Unfortunately for you, Windows imaging can be as complicated as you want to make it, and you have a couple of more advanced requirements. They're all completely do-able, but you need to invest some real time into learning how everything works.
Microsoft deployment resources are available on the Deliver and Deploy Windows 7 Springboard page. Many videos and Articles are there to help you with Microsoft solutions.
Question #2 is actually many questions.
How can Windows 7 setup be best customized to be completely unattended, including:
a. Installation on a specific system partition (while not affecting the data partition)
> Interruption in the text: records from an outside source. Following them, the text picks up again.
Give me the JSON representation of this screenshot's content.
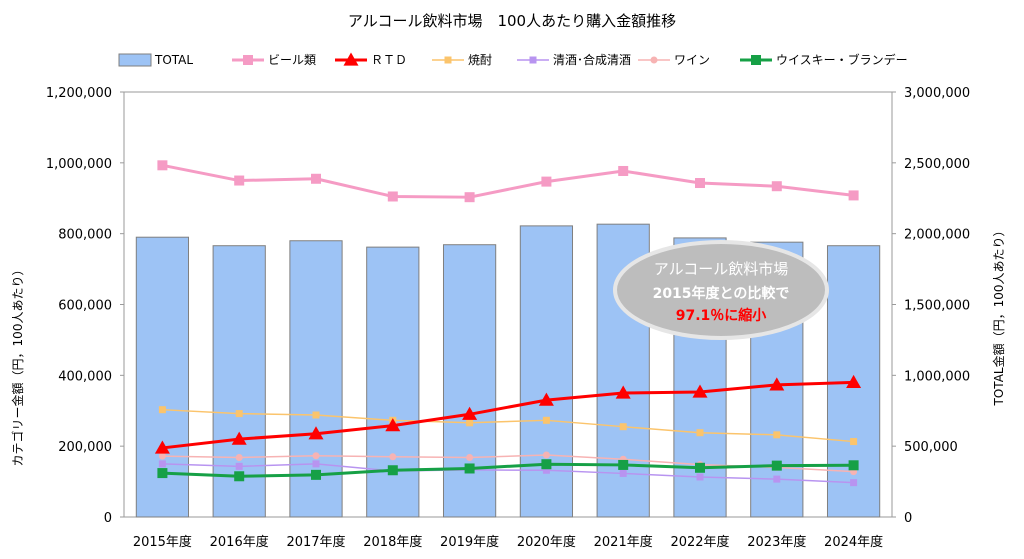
{
  "chart_data": {
    "type": "bar+line",
    "title": "アルコール飲料市場　100人あたり購入金額推移",
    "categories": [
      "2015年度",
      "2016年度",
      "2017年度",
      "2018年度",
      "2019年度",
      "2020年度",
      "2021年度",
      "2022年度",
      "2023年度",
      "2024年度"
    ],
    "left_axis": {
      "label": "カテゴリー金額（円，100人あたり）",
      "ylim": [
        0,
        1200000
      ],
      "ticks": [
        "0",
        "200,000",
        "400,000",
        "600,000",
        "800,000",
        "1,000,000",
        "1,200,000"
      ]
    },
    "right_axis": {
      "label": "TOTAL金額（円，100人あたり）",
      "ylim": [
        0,
        3000000
      ],
      "ticks": [
        "0",
        "500,000",
        "1,000,000",
        "1,500,000",
        "2,000,000",
        "2,500,000",
        "3,000,000"
      ]
    },
    "bar_series": {
      "name": "TOTAL",
      "axis": "right",
      "color": "#9dc3f5",
      "values": [
        1975000,
        1915000,
        1950000,
        1905000,
        1922000,
        2055000,
        2067000,
        1970000,
        1940000,
        1915000
      ]
    },
    "line_series": [
      {
        "name": "ビール類",
        "color": "#f59bc4",
        "marker": "square",
        "width": 3,
        "values": [
          993000,
          950000,
          955000,
          905000,
          903000,
          947000,
          977000,
          943000,
          934000,
          908000
        ]
      },
      {
        "name": "ＲＴＤ",
        "color": "#ff0000",
        "marker": "triangle",
        "width": 3,
        "values": [
          195000,
          220000,
          235000,
          258000,
          290000,
          330000,
          350000,
          353000,
          373000,
          380000
        ]
      },
      {
        "name": "焼酎",
        "color": "#fbc46c",
        "marker": "square",
        "width": 1.5,
        "values": [
          303000,
          292000,
          288000,
          273000,
          266000,
          273000,
          255000,
          238000,
          232000,
          213000
        ]
      },
      {
        "name": "清酒･合成清酒",
        "color": "#b894f0",
        "marker": "square",
        "width": 1.5,
        "values": [
          150000,
          143000,
          150000,
          130000,
          133000,
          132000,
          123000,
          113000,
          107000,
          97000
        ]
      },
      {
        "name": "ワイン",
        "color": "#f7b3b3",
        "marker": "circle",
        "width": 1.5,
        "values": [
          172000,
          168000,
          173000,
          170000,
          168000,
          175000,
          163000,
          148000,
          140000,
          128000
        ]
      },
      {
        "name": "ウイスキー・ブランデー",
        "color": "#16a046",
        "marker": "square",
        "width": 3,
        "values": [
          124000,
          115000,
          119000,
          132000,
          137000,
          149000,
          147000,
          139000,
          145000,
          146000
        ]
      }
    ],
    "annotation": {
      "line1": "アルコール飲料市場",
      "line2": "2015年度との比較で",
      "line3": "97.1％に縮小",
      "line3_color": "#ff0000"
    },
    "legend_position": "top",
    "grid": false
  }
}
b. Creation of a passworded admin and default user
c. Choice of a MAC-address-based hostname
d. Joining a domain
(1. Zero Touch Installation (ZTI) is a feature of SCCM, however you can come very close to that with a Lite Touch Installation (LTI). This can be accomplished best with the Microsoft Deployment Toolkit (MDT) and WDS. Basically, you have to start the network boot process manually and choose the image you are going to deploy. Then it is hands off until complete. The unattend.xml file can contain many settings that will apply automatically during the install, including the ability to call scripts and programs with Synchronus and Asynchronus commands. There is also a ‘Setupcomplete.cmd’ file that you can use to run scripts or commands after setup is complete. MDT also has tasks that allow these same scripts etc. to run, both during the install and after the install. Post-installation tasks can install software after Windows is installed and since the software is packaged separately from the Windows Image, you don’t have to load the image to upgrade or replace that software. Just make the changes in MDT and the next deployment will be updated. There are also tasks that will check Windows Update to make sure all the latest patches are installed at the same time, or you can pull updates from WSUS, or you can import the updates as packages.
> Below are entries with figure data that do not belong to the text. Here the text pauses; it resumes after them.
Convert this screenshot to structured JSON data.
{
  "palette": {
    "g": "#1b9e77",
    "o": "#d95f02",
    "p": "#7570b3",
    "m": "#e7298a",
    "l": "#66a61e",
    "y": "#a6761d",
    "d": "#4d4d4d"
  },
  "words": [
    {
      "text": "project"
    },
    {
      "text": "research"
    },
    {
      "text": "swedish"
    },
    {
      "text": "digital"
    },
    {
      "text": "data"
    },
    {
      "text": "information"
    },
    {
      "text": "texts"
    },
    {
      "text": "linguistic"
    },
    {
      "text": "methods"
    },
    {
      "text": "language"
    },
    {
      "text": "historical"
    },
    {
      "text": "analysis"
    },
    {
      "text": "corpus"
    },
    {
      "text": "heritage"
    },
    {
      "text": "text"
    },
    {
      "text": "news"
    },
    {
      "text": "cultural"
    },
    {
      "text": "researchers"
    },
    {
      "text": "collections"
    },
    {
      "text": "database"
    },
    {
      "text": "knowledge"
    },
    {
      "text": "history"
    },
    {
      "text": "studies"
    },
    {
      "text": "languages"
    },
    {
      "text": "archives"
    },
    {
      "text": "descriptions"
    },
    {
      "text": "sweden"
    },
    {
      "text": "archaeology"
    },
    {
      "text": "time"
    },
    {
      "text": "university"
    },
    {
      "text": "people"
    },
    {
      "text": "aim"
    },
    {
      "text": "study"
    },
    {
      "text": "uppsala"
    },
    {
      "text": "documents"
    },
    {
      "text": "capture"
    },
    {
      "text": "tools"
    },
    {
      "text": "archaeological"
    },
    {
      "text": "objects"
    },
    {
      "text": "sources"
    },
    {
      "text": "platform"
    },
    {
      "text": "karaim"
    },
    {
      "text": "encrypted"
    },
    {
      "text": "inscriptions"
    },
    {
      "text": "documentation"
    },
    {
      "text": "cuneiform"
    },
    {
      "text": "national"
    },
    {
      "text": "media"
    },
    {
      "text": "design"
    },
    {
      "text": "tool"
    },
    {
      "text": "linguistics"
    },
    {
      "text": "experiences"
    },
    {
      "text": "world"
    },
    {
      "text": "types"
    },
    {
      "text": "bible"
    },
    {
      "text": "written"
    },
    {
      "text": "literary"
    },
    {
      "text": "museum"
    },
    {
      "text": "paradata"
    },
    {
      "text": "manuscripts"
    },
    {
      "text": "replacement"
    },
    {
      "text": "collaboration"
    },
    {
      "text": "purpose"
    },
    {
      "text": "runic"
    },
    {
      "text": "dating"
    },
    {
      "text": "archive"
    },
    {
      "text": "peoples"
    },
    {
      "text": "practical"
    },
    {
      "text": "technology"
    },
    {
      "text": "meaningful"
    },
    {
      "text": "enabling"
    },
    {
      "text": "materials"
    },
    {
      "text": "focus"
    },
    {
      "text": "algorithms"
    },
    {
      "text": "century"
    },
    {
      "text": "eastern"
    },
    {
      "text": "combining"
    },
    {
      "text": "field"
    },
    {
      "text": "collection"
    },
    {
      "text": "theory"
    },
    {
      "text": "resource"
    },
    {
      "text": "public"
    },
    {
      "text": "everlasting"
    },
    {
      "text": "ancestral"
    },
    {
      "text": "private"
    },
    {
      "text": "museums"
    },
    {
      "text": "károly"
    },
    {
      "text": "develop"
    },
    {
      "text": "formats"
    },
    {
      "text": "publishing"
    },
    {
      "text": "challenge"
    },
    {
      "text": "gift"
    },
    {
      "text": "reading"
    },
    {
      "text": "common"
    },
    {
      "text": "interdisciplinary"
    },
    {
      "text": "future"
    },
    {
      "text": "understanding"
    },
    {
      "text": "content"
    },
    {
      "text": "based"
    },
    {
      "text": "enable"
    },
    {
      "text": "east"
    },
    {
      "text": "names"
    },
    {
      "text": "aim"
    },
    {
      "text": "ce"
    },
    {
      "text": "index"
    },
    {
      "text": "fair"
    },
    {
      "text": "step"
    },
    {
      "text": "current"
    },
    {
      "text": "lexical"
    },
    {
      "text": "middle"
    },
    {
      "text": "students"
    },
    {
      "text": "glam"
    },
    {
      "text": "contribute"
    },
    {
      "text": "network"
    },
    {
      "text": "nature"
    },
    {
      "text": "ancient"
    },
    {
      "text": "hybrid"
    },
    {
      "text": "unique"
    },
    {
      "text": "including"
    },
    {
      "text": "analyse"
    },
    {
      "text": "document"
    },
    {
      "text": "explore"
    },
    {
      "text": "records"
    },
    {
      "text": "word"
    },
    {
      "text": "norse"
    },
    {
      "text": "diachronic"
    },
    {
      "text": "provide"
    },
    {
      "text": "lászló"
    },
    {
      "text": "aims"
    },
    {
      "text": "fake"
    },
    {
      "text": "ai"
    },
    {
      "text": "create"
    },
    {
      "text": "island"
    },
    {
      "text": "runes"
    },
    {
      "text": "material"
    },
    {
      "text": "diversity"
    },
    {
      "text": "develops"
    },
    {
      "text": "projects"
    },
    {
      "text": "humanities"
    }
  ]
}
a)Formatting and partitioning the hard drive and which partition to install to can be accomplished in both the unattend file and in MDT.
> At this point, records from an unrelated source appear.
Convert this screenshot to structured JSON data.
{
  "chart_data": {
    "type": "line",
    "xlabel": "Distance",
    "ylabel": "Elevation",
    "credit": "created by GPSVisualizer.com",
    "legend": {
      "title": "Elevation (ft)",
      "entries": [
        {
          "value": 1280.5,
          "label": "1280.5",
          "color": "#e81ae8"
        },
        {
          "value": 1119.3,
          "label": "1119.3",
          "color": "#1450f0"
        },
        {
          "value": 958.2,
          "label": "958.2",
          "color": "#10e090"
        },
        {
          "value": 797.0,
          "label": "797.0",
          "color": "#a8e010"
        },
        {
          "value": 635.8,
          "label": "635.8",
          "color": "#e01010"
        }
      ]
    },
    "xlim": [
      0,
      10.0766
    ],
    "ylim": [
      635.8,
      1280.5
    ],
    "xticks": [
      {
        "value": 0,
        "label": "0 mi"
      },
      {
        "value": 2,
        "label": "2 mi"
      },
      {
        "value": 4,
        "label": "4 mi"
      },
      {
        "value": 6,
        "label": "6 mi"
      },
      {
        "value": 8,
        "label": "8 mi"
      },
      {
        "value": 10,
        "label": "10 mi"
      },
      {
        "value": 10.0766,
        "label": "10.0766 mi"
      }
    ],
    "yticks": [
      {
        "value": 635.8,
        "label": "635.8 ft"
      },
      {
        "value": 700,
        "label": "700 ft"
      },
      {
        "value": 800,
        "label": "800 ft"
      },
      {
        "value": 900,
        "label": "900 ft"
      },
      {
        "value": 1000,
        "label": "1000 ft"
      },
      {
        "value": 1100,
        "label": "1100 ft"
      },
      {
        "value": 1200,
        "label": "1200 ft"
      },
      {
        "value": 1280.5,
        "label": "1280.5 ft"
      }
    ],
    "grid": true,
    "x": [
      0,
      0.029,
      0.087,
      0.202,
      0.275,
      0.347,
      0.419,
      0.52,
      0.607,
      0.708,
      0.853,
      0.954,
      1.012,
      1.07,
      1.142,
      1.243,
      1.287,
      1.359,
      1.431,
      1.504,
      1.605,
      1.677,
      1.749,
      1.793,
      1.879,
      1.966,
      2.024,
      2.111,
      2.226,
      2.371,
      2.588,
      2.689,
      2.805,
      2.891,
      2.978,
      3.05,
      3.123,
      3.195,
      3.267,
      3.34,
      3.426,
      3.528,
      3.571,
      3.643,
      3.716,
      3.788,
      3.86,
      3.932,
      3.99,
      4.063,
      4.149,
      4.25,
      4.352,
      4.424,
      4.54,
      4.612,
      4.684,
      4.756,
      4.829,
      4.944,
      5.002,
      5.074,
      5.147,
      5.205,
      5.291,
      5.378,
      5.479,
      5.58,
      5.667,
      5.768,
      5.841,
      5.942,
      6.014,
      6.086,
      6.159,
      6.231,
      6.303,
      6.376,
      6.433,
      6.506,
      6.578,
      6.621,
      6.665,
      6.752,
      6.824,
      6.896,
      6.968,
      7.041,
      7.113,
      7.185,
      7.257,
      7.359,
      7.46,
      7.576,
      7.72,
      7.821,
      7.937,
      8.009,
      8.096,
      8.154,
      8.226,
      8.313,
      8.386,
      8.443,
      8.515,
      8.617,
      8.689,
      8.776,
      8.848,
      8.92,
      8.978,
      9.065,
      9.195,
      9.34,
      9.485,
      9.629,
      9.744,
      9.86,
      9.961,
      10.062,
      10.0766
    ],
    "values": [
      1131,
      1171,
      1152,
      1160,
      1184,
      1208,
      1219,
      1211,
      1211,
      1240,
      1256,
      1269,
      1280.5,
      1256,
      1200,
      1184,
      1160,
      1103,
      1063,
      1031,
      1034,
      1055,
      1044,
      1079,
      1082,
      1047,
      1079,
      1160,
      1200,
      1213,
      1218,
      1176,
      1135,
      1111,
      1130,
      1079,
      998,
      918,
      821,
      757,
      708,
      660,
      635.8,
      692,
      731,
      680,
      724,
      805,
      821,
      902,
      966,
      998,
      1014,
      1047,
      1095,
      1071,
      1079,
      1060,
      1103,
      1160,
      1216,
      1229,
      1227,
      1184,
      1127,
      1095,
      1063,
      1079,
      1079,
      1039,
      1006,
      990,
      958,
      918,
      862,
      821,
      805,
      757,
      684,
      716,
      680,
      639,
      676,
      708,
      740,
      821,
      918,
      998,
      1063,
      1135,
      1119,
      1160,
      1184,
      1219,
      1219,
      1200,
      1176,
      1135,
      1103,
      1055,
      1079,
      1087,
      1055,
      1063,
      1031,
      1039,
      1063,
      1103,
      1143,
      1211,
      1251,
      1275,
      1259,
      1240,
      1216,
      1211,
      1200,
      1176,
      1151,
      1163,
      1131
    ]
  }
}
b)You can set the administrator password and add users in the unattend file, or in MDT. By ‘default user’, are you referring to setting up the default user profile? That can be done in Audit Mode and then having the ‘CopyProfile’ setting in your unattend file.
c)The best way to achieve the hostname is to pre-stage the computer in Active Directory prior to imaging. During deployment, this information can be retrieved to name the computer by using the %machinename% variable.
d)Joining the domain. This can be done either in the unattend or in MDT, either in a task or by setting the deployment share rules (customsettings.ini).
My apologies for being very general, these are large topics. If you have more questions, just ask.